Risk-Adjusted Performance

0 of 100

 
Weak
 
Strong
Very Weak
Over the last 90 days Whiting Petroleum has generated negative risk-adjusted returns adding no value to investors with long positions. In spite of fairly stable basic indicators, Whiting Petroleum is not utilizing all of its potentials. The latest stock price fuss, may contribute to near-short-term losses for the sophisticated investors.

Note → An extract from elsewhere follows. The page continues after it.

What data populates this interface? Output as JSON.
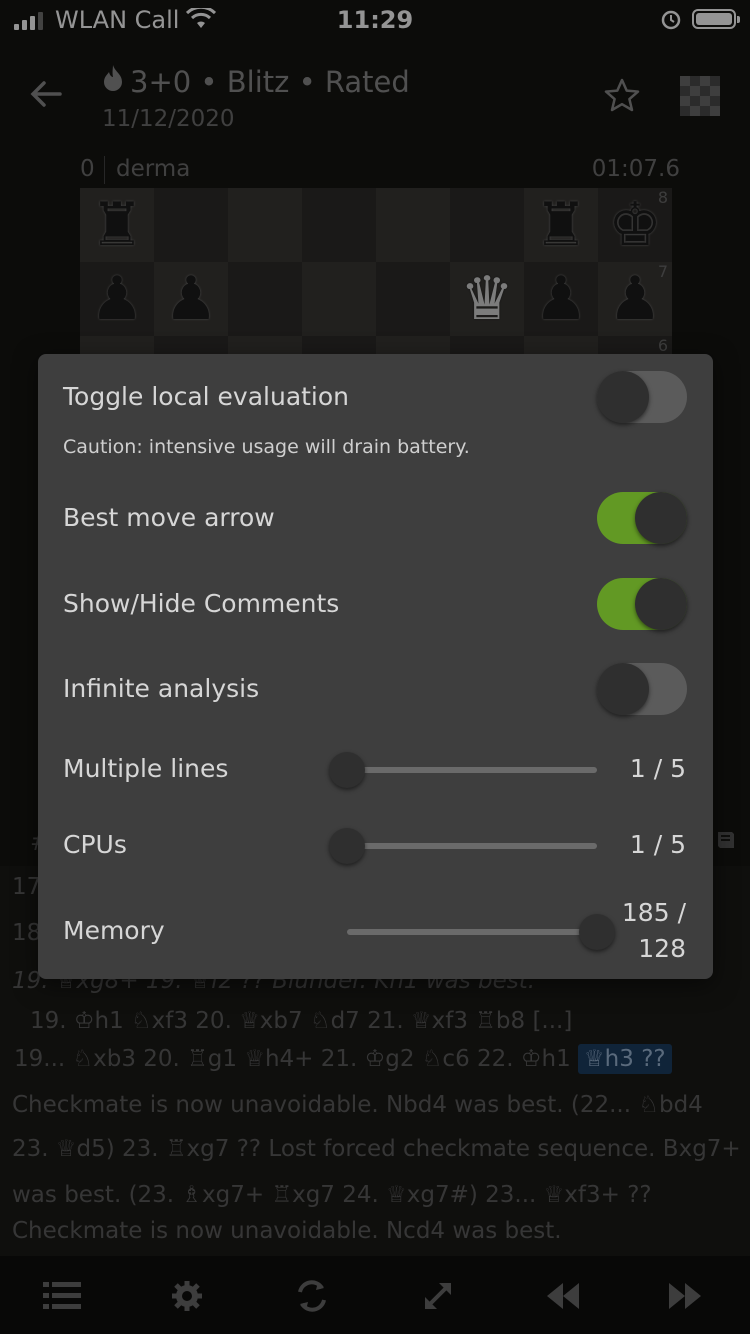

ConocoPhillips and Whiting Petroleum Volatility Contrast

   Predicted Return Density   
       Returns  

Pair Trading with ConocoPhillips and Whiting Petroleum

The main advantage of trading using opposite ConocoPhillips and Whiting Petroleum positions is that it hedges away some unsystematic risk. Because of two separate transactions, even if ConocoPhillips position performs unexpectedly, Whiting Petroleum can make up some of the losses. Pair trading also minimizes risk from directional movements in the market. For example, if an entire industry or sector drops because of unexpected headlines, the short position in Whiting Petroleum will offset losses from the drop in Whiting Petroleum's long position.
The idea behind ConocoPhillips and Whiting Petroleum pairs trading is to make the combined position market-neutral, meaning the overall market's direction will not affect its win or loss (or potential downside or upside). This can be achieved by designing a pairs trade with two highly correlated stocks or equities that operate in a similar space or sector, making it possible to obtain profits through simple and relatively low-risk investment.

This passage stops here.